A baixa presença dos estudantes no retorno das aulas presenciais, ao longo dos últimos dois meses, reflete o que a sociedade já havia manifestado na consulta pública aberta pela Secretaria de Estado de Educação (Sedu), gerida por Vitor de Angelo, para receber contribuições da população a respeito do Plano de Retorno às Aulas Presenciais na Rede Pública Estadual de Ensino.
“Seis mil contribuições foram enviadas e a maioria indica a absoluta falta de bom senso no que tange à volta do ensino presencial nessa altura do ano letivo, dada a falta de estrutura das escolas da rede estadual. O plano de retorno teve críticas em todos os aspectos: administrativos, psicossociais e pedagógicos. E quando as escolas abriram, o número de alunos foi muito aquém do esperado”, resume a doutora em Educação, professora da Universidade Federal do Espírito Santo (Ufes) e coordenadora do Laboratório de Gestão da Educação Básica do Espírito Santo (Lagebes/Ufes), Gilda Cardoso.

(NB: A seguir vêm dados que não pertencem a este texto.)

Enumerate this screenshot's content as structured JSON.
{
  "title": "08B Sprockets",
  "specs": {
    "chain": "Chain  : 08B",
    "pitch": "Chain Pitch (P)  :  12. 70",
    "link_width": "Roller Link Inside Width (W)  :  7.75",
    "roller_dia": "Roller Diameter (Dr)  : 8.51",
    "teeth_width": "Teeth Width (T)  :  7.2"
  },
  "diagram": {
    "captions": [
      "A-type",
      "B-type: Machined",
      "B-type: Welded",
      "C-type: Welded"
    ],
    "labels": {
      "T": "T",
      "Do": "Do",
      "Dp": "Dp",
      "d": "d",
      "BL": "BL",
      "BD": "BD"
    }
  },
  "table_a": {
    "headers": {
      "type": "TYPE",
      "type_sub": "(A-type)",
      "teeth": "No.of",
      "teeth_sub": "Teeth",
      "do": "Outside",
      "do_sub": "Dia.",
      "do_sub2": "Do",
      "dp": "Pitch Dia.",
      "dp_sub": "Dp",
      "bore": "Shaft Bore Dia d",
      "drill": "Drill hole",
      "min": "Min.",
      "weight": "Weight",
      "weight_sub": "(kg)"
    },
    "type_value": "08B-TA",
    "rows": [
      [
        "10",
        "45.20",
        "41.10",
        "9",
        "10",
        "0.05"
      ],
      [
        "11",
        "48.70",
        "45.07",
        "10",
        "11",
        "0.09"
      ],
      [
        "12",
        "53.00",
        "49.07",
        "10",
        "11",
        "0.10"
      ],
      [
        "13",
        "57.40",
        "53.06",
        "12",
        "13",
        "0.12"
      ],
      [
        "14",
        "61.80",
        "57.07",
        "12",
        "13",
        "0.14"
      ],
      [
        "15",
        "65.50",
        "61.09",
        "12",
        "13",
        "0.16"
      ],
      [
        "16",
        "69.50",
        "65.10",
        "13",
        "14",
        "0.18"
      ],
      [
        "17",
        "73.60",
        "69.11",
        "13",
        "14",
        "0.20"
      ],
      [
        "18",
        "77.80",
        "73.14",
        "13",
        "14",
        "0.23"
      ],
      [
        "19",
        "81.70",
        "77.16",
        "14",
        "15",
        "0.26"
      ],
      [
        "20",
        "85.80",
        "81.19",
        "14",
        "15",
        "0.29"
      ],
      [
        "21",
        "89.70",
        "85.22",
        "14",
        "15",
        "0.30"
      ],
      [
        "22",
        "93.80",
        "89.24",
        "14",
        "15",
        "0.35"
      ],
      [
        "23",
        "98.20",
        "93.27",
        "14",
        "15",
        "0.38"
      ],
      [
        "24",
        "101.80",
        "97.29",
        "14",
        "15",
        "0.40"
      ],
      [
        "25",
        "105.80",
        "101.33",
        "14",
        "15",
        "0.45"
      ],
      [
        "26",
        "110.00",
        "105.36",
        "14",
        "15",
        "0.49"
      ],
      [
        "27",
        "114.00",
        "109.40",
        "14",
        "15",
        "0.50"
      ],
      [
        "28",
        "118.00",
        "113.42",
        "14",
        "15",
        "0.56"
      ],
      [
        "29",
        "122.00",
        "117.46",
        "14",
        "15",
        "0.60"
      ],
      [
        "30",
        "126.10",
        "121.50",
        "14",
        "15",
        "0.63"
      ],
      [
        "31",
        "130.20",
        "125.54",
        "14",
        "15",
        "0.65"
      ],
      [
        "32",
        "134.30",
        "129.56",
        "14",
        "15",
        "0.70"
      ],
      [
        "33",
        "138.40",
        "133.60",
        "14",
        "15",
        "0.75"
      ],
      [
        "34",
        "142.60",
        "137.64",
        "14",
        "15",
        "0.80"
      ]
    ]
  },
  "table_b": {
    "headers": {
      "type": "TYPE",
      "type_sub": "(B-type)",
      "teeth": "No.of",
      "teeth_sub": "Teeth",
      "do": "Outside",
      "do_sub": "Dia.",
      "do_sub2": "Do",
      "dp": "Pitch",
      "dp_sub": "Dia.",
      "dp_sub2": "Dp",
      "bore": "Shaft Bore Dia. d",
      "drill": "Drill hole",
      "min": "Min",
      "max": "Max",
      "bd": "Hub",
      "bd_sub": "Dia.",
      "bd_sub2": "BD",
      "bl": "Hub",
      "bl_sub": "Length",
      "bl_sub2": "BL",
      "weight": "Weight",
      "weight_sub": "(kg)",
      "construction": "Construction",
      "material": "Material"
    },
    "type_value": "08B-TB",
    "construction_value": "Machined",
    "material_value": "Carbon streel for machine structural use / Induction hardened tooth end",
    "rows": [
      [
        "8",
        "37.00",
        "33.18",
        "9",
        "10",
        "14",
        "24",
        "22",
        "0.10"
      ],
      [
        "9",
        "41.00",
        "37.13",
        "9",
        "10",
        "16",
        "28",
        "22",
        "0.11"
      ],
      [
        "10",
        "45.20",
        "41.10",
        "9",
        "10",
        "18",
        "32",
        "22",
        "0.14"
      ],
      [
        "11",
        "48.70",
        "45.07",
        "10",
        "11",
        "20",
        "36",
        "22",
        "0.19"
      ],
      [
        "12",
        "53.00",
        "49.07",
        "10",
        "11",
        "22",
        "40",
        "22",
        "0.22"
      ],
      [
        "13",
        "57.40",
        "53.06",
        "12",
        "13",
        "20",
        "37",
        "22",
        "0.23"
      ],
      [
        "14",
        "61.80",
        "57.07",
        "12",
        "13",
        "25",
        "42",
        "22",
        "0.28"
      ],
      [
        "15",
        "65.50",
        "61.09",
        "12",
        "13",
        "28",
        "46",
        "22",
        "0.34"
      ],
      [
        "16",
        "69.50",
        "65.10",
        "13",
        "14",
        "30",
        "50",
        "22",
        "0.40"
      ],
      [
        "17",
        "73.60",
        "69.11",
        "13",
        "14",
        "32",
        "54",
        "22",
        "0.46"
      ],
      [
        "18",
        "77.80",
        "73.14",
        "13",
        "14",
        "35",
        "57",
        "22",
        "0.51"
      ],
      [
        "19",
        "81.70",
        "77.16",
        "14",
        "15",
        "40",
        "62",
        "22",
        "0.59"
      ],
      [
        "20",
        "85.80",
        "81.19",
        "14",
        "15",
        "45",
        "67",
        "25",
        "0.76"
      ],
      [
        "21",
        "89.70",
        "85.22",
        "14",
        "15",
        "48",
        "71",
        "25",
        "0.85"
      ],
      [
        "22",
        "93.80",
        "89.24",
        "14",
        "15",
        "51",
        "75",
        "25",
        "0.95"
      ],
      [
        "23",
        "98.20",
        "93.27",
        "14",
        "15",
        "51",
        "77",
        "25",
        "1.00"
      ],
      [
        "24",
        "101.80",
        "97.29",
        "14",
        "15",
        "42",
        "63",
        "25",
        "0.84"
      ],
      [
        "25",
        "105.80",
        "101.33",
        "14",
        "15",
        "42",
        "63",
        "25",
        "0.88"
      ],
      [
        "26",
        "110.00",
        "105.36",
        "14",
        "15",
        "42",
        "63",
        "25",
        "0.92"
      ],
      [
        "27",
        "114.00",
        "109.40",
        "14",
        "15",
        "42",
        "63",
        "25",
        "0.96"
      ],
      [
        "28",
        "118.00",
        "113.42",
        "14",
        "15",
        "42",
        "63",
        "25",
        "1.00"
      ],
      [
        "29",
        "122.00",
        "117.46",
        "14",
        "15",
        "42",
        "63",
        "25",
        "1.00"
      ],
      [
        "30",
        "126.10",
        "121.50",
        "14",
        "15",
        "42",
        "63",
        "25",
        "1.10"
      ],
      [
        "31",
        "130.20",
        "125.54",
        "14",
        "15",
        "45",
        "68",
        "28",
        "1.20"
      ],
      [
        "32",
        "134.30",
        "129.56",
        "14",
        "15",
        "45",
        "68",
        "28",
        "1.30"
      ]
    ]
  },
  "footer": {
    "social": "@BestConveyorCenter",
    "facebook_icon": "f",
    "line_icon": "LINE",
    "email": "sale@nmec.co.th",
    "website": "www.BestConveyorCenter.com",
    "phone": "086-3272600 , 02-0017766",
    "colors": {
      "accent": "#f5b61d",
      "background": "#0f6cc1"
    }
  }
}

Todas as respostas da Sedu, conta a educadora, “vieram de forma evasiva ou negando as informações”. O que é lamentável, salienta. “Todas as perguntas feitas ali são do maior interesse público, respeitando a ideia republicana de controle e participação cidadã”, qualifica.
Para a coordenadora do Lagebes, o quadro é lamentável e até assustador. “Falta transparência. Está tudo sob um manto de escuridão e interesses que a gente desconhece. A gente não consegue entender porque o governo estadual resolveu retomar as aulas nas atuais circunstâncias. Me causa estranheza, vergonha, porque nem republicano é”, critica.
Das pseudo-respostas, aponta, fica claro que não houve investimentos em obras de infraestrutura necessárias para garantir o bem-estar da comunidade escolar, como reformas e compra de equipamentos de proteção individual de qualidade, capacitações e estratégias de ensino e aprendizagem.
“Há várias escolas com professores adoecidos, exaustos, por uma dupla jornada de trabalho desnecessária. Não há nenhuma lógica nesse plano de retorno. A gente fica com a sensação de que todos nós, como sociedade, perdemos com esse retorno, essa decisão unilateral, sem diálogo, contrariando a consulta pública, colocando em risco a vida dos professores”, repudia. “E não garantindo sequer a alimentação”, ressalta, tocando no aspecto que poderia ser uma justificativa mais plausível para legitimar a decisão do retorno.
“Todas as crianças, adolescentes e jovens matriculados nas escolas públicas, deveriam receber uma alimentação digna, saudável e balanceada, mas isso não está acontecendo. Os estudantes estão recebendo cestas básicas a partir do CadÚnico”, informa.
“Chegou a circular via e-mail aos dirigentes escolares, uma orientação para que, nas escolas que estejam com uma frequência abaixo de dez alunos, seja feita distribuição de alimentos pelos próprios professores, alimentos preparados, o ‘suco e bolacha'”, relatou Gilda.
A educadora é enfática: “não basta se dizer, parecer democrático e dialógico. O governo precisa efetivamente ser democrático e dialógico”, provoca. A postura do governo de Renato Casagrande (PSB), contextualiza, remete tristemente à gestão anterior, com o agravante da hipocrisia.
“Paulo Hartung assumia que não ia ouvir. Mas agora é hipócrita, porque tem um discurso de gestão democrática, de colocar o Fórum Estadual de Educação e os conselhos de escola pra funcionar, de ter um lugar de escuta, mas as decisões são tomadas fora desses espaços”, expõe.
A democracia e o diálogo, metaforiza, são apenas um verniz no velho autoritarismo que insiste em predominar na gestão da Educação do Espírito Santo, governo após governo. “Um verniz, apenas um verniz”, lamenta.